The clever development in the West has been to get the business interests on the side of democracy, because that has put most of them on the side of peace. It has been in the works for a long time, but often has been undermined by the military-industrial complex, a relatively small lobby group in relationship to the entire economic and political pie, but one formidably well organised. But its power is fading. Particularly noteworthy was a study carried out by a conservative think tank, Freedom House, that published a report in 2001 observing that “there is a high and significant correlation between the level of political freedom and economic freedom as measured by the Wall Street Journal/Heritage Foundation survey”. This study effectively answered the old conundrum of whether the large number of prosperous countries is political free as a consequence of their prosperity and development or whether prosperity is a consequence of basic political and civic freedoms. Economic growth is certainly possible in an unfree political culture, but political freedom accelerates it. Repressive, militaristic, countries with high and sustained growth rates, such as China, are an exception rather than the rule.

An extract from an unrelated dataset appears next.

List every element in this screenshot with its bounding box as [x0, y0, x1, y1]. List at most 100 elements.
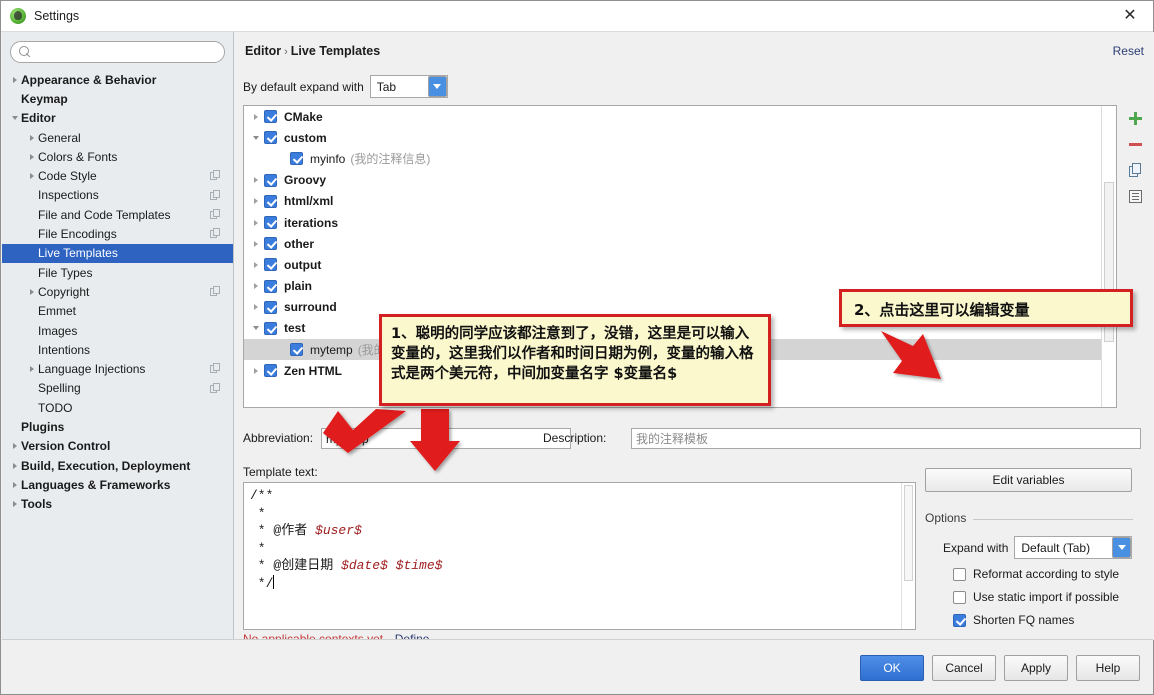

We can now see that the mature democracies are living with a social fact of consequence, what Mandlebaum calls “debellicization”. What has happened to the status and legitimacy of war in Western society is comparable to the fate of religious faith and the acceptance of political and social inequality. At the beginning of the last century they were still robust. At the beginning of this they are all but eroded. Where as war once seemed to be a normal instrument of statecraft it now seems suspect at best. The recent unprecedented turn out in the marches of two weeks ago is but one more confirmation of this.